Thursday, October 11, 2007
I found this picture of Woody Guthrie online the other day. I like Woody Guthrie--I don't listen to his music very often, but I like the IDEA of Woody Guthrie. He was a great songwriter and an overall cool guy. I have watched "The Man in the Sand" and I have loved most of the songs (all except the Natalie Merchant ones) on the Wilco/Billy Bragg Mermaid Avenue series. This picture makes him look like a badass--the I-dare-you facial expression, the cigarette, the hot woman behind him drinking a beer--it feels so bohemian, so important.
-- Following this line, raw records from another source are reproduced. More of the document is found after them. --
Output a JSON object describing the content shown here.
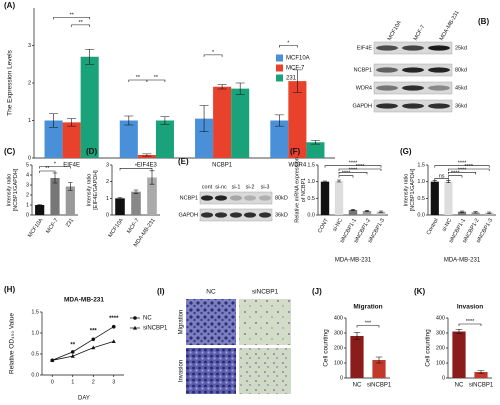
{
  "chart_data": [
    {
      "type": "bar",
      "panel": "(A)",
      "ylabel": "The Expression Levels",
      "categories": [
        "EIF4E",
        "EIF4E3",
        "NCBP1",
        "WDR4"
      ],
      "series": [
        {
          "name": "MCF10A",
          "color": "#4a90d9",
          "values": [
            1.0,
            1.0,
            1.05,
            1.0
          ],
          "errors": [
            0.18,
            0.12,
            0.35,
            0.15
          ]
        },
        {
          "name": "MCF-7",
          "color": "#e8412c",
          "values": [
            0.95,
            0.08,
            1.9,
            2.05
          ],
          "errors": [
            0.1,
            0.03,
            0.06,
            0.3
          ]
        },
        {
          "name": "231",
          "color": "#1aa37a",
          "values": [
            2.7,
            1.0,
            1.85,
            0.42
          ],
          "errors": [
            0.2,
            0.1,
            0.15,
            0.05
          ]
        }
      ],
      "ylim": [
        0,
        4
      ],
      "yticks": [
        0,
        1,
        2,
        3
      ],
      "legend": "right",
      "annotations": [
        "**",
        "**",
        "**",
        "**",
        "*",
        "*"
      ]
    },
    {
      "type": "bar",
      "panel": "(C)",
      "ylabel": [
        "Intensity ratio",
        "[NCBP1/GAPDH]"
      ],
      "categories": [
        "MCF10A",
        "MCF-7",
        "231"
      ],
      "values": [
        1.0,
        3.7,
        2.85
      ],
      "errors": [
        0.05,
        0.5,
        0.4
      ],
      "colors": [
        "#111111",
        "#777777",
        "#999999"
      ],
      "ylim": [
        0,
        5
      ],
      "yticks": [
        0,
        1,
        2,
        3,
        4,
        5
      ],
      "annotations": [
        "**",
        "*"
      ]
    },
    {
      "type": "bar",
      "panel": "(D)",
      "ylabel": [
        "Intensity ratio",
        "[EIF4E/GAPDH]"
      ],
      "categories": [
        "MCF10A",
        "MCF-7",
        "MDA-MB-231"
      ],
      "values": [
        1.0,
        1.4,
        2.25
      ],
      "errors": [
        0.05,
        0.1,
        0.4
      ],
      "colors": [
        "#111111",
        "#888888",
        "#aaaaaa"
      ],
      "ylim": [
        0,
        3
      ],
      "yticks": [
        0,
        1,
        2,
        3
      ],
      "annotations": [
        "*"
      ]
    },
    {
      "type": "bar",
      "panel": "(F)",
      "ylabel": [
        "Relative mRNA expression",
        "of NCBP1"
      ],
      "xlabel": "MDA-MB-231",
      "categories": [
        "CONT",
        "si-NC",
        "siNCBP1-1",
        "siNCBP1-2",
        "siNCBP1-3"
      ],
      "values": [
        1.0,
        1.02,
        0.15,
        0.12,
        0.1
      ],
      "errors": [
        0.02,
        0.03,
        0.02,
        0.02,
        0.02
      ],
      "colors": [
        "#111111",
        "#dddddd",
        "#777777",
        "#999999",
        "#bbbbbb"
      ],
      "ylim": [
        0,
        1.5
      ],
      "yticks": [
        {
          "value": 0,
          "label": "0.0"
        },
        0.5,
        {
          "value": 1,
          "label": "1.0"
        },
        1.5
      ],
      "annotations": [
        "****",
        "****",
        "****",
        "****"
      ]
    },
    {
      "type": "bar",
      "panel": "(G)",
      "ylabel": [
        "Intensity ratio",
        "[NCBP1/GAPDH]"
      ],
      "xlabel": "MDA-MB-231",
      "categories": [
        "Control",
        "si-NC",
        "siNCBP1-1",
        "siNCBP1-2",
        "siNCBP1-3"
      ],
      "values": [
        1.0,
        1.0,
        0.1,
        0.08,
        0.07
      ],
      "errors": [
        0.03,
        0.03,
        0.02,
        0.02,
        0.02
      ],
      "colors": [
        "#111111",
        "#dddddd",
        "#777777",
        "#999999",
        "#bbbbbb"
      ],
      "ylim": [
        0,
        1.5
      ],
      "yticks": [
        {
          "value": 0,
          "label": "0.0"
        },
        0.5,
        {
          "value": 1,
          "label": "1.0"
        },
        1.5
      ],
      "annotations": [
        "ns",
        "****",
        "****",
        "****",
        "****"
      ]
    },
    {
      "type": "line",
      "panel": "(H)",
      "title": "MDA-MB-231",
      "ylabel": "Relative OD₄₅₀ Value",
      "xlabel": "DAY",
      "x": [
        0,
        1,
        2,
        3
      ],
      "xlim": [
        -0.5,
        3.5
      ],
      "xticks": [
        0,
        1,
        2,
        3
      ],
      "series": [
        {
          "name": "NC",
          "color": "#111111",
          "values": [
            0.35,
            0.55,
            0.85,
            1.15
          ]
        },
        {
          "name": "siNCBP1",
          "color": "#111111",
          "values": [
            0.35,
            0.45,
            0.65,
            0.8
          ]
        }
      ],
      "ylim": [
        0,
        1.5
      ],
      "yticks": [
        {
          "value": 0,
          "label": "0.0"
        },
        0.5,
        {
          "value": 1,
          "label": "1.0"
        },
        1.5
      ],
      "legend": "right",
      "annotations": [
        "**",
        "***",
        "****"
      ]
    },
    {
      "type": "bar",
      "panel": "(J)",
      "title": "Migration",
      "ylabel": "Cell counting",
      "categories": [
        "NC",
        "siNCBP1"
      ],
      "values": [
        280,
        120
      ],
      "errors": [
        25,
        20
      ],
      "colors": [
        "#8b1c1c",
        "#c0392b"
      ],
      "ylim": [
        0,
        400
      ],
      "yticks": [
        0,
        100,
        200,
        300,
        400
      ],
      "annotations": [
        "***"
      ]
    },
    {
      "type": "bar",
      "panel": "(K)",
      "title": "Invasion",
      "ylabel": "Cell counting",
      "categories": [
        "NC",
        "siNCBP1"
      ],
      "values": [
        310,
        40
      ],
      "errors": [
        15,
        10
      ],
      "colors": [
        "#8b1c1c",
        "#c0392b"
      ],
      "ylim": [
        0,
        400
      ],
      "yticks": [
        0,
        100,
        200,
        300,
        400
      ],
      "annotations": [
        "****"
      ]
    }
  ],
  "blot_b": {
    "panel": "(B)",
    "lanes": [
      "MCF10A",
      "MCF-7",
      "MDA-MB-231"
    ],
    "rows": [
      {
        "protein": "EIF4E",
        "size": "25kd"
      },
      {
        "protein": "NCBP1",
        "size": "80kd"
      },
      {
        "protein": "WDR4",
        "size": "45kd"
      },
      {
        "protein": "GAPDH",
        "size": "36kd"
      }
    ]
  },
  "blot_e": {
    "panel": "(E)",
    "lanes": [
      "cont",
      "si-nc",
      "si-1",
      "si-2",
      "si-3"
    ],
    "rows": [
      {
        "protein": "NCBP1",
        "size": "80kD"
      },
      {
        "protein": "GAPDH",
        "size": "36kD"
      }
    ]
  },
  "micrographs": {
    "panel": "(I)",
    "columns": [
      "NC",
      "siNCBP1"
    ],
    "rows": [
      "Migration",
      "Invasion"
    ]
  }
}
Ultimately, I think this picture is an emblem of what rock and roll aspired to be--the idea expressed in graffiti, defacing a guitar to tell us the music it emits is deadly to those who wield power irresponsibly. And, ultimately, this is what has become so ridiculous about rock and roll.
How can we listen to protest songs, be they old (Buffalo Springfield) or new (Pearl Jam) without realizing how powerless they are? I must say, though, that there was a time I believed that music could change the world. But experience teaches us otherwise. "Rocking the Vote" has not given us a utopia. In fact, it couldn't even prevent our current fascist-in-chief.
Music is powerful. It soothes us. It provides us comfort and inspiration, but its power is personal, not political.